The politics of prayer in public spaces

As many Americans call for more religion in public life, the question becomes: What kind of religion?

A stir surrounding the prayers at President Bush's inauguration suggests just how touchy and consequential that question is. While the president sounded notes of unity and inclusiveness, the preachers both prayed in the name of Jesus, and one asked "all who agree to say, 'Amen.' "

Many Americans have since made their distress heard in letters to the editor and on op-ed pages of local newspapers.

Alan Dershowitz, a professor at Harvard Law School, said the prayers were "in defiance of our Constitution" and "excluded the tens of millions of Americans" who are not Christians. A Boston public-school educator wrote: "If we cannot consider a more secular prayer that is more inclusionary when praying over our nation, it would be better to remain silent."

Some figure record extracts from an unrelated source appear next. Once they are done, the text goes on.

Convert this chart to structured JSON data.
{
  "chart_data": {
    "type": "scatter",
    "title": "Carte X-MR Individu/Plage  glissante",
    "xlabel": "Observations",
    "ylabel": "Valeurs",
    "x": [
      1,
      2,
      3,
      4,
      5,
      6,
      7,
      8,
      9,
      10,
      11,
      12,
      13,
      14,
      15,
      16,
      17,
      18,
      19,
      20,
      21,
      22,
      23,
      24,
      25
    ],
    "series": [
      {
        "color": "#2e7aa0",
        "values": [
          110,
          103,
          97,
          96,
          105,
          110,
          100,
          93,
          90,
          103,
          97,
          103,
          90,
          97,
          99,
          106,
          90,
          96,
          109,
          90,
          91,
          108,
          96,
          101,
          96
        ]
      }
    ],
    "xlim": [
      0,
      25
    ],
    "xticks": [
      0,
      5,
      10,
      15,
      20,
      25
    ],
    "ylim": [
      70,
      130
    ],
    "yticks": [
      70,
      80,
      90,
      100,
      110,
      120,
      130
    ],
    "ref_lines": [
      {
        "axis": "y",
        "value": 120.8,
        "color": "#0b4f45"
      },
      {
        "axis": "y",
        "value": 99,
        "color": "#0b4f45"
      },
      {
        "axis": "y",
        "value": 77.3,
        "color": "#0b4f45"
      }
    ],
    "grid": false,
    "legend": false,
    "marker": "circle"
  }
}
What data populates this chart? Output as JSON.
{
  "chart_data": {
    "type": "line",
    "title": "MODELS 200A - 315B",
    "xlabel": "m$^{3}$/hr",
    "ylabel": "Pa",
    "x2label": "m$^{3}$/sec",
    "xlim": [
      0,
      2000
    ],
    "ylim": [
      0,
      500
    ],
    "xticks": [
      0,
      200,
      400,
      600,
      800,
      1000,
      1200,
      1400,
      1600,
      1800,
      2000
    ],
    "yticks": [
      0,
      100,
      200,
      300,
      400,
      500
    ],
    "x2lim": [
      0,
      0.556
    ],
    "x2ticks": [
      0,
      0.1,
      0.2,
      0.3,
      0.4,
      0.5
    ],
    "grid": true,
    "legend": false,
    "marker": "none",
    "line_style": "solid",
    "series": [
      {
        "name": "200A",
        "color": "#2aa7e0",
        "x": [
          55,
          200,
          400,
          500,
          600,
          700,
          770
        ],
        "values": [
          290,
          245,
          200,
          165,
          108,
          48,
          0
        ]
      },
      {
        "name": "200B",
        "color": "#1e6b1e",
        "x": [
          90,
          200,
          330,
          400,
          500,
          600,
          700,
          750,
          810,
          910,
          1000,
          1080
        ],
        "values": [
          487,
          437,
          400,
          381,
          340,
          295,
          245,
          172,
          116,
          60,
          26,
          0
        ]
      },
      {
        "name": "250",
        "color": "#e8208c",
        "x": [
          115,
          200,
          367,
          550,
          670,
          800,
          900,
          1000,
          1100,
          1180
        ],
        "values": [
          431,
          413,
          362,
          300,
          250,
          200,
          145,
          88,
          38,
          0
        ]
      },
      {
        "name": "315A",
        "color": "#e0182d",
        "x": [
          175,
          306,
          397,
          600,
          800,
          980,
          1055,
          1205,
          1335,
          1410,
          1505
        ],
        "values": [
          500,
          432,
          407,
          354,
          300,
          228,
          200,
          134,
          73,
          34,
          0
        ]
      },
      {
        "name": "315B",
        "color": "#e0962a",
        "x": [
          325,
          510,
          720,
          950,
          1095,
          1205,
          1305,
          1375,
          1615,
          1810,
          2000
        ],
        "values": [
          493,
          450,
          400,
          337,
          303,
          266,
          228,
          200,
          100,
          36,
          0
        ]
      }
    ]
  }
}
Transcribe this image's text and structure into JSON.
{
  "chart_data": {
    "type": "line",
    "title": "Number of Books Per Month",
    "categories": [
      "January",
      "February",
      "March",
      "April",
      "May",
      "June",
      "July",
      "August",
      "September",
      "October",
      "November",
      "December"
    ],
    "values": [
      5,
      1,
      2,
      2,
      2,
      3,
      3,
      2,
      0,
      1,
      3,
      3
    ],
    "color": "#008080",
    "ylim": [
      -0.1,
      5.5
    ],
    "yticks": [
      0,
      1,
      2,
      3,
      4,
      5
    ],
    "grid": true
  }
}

And what about the inconsistency, others ask, between the prohibitions against public prayer in the school classroom and at football games - for reasons of separation of church and state - and prayer at the installation of the nation's top elected official.

"The debate about what kind of prayers should be offered in public settings is a long and difficult issue," says Charles Haynes, of the Freedom Forum. The Supreme Court has upheld the practice of legislative prayer on the basis of historical precedent going back to the very first Congress. Now that the US is so religiously diverse, he adds, many legislatures "try to be inclusive, either by having a variety of clergy offer prayers or encouraging those that do to do it in ways that are least sectarian."

Some feel "generic" prayers are the answer for public settings. The National Conference for Community and Justice has written guidelines for such prayer. It's commonly found at school-board and city-council meetings. President Bush's father had a nondenominational prayer in his 1989 inaugural address.

But in some faiths, how you pray determines whether the prayer is authentic, Dr. Haynes points out. One solution is that people "should pray in their own voice [using I], but not as though they are doing it for the whole audience."

For many, the answer is to have various voices represented. "If there is going to be a religious message," Haynes concurs, "it's important to simultaneously send a religious-liberty message."